Prine, although he can and does tour with a band, has always been basically a “guy with guitar,” whose songs fit nicely beside a front porch and a lazy hound dog. An orchestra backing doesn’t automatically come to mind.
The Colorado Symphony, on the other hand, does 6-9 shows a season with pop artists (like Seal this past summer), so, to them, this is likely just one more upcoming show that needs arrangement (a call and an email to the symphony’s spokesman were not returned).
Those in the know, however, are well aware that something special is happening.
“Anytime I ask John about Red Rocks, he is super stoked,” Mitchell Drosin, Prine’s booking agent at S.A.D. Booking, told CelebrityAccess. “This made it even more special playing with the symphony.”
Prine will be touring his new album, Tree of Forgiveness, which has songs that lend themselves to orchestral arrangements, such as “Caravan of Fools,” with its minor chords and ominous undertones.
Or “Boundless Love,” with a recording that already includes some organ that could be more fully realized.
Plus there are the chestnuts like “Sam Stone,” or possibly deeper cuts like “Speed of the Sound of Loneliness” or “Sleepy Eyed-Boy.”
“John could play ‘Ring Around The Rosie” and I’d be excited,” Chuck Morris, CEO of AEG Live Rocky Mountains, told CelebrityAccess. Morris has been booking Prine since 1971 and said he was, obviously, looking forward to next year’s show.
It happened by accident, with AEG Live Rocky Mountains President Don Strasburg recognizing the open date and communicating it to Drosin and Prine’s wife/manager, Fiona Prine.
“He wanted to come back for his annual/bi-annual visit to Red Rocks,” Morris said. “The schedule was packed – we do 110 shows – but we had a date in May but he thought it was too cold.

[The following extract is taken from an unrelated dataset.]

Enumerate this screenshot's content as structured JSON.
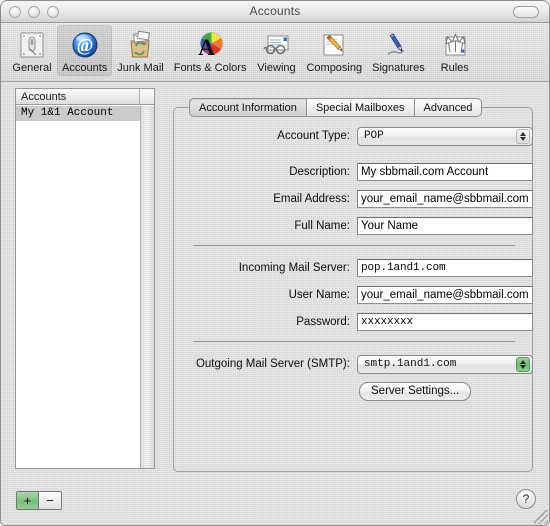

“However, it turned out he could do one date that the symphony was already holding at Red Rocks in July. They said ‘We’d love to do it with John.’ We called back John and said, ‘If you want to do come back in July when it’s warmer, you’d play with the symphony.’ He thought it was a great idea.”
And that was that.
Tickets go on sale at www.axs.com Dec. 14 at 10 a.m. General admission and reserved seats are $55 to $150 with applicable service charges.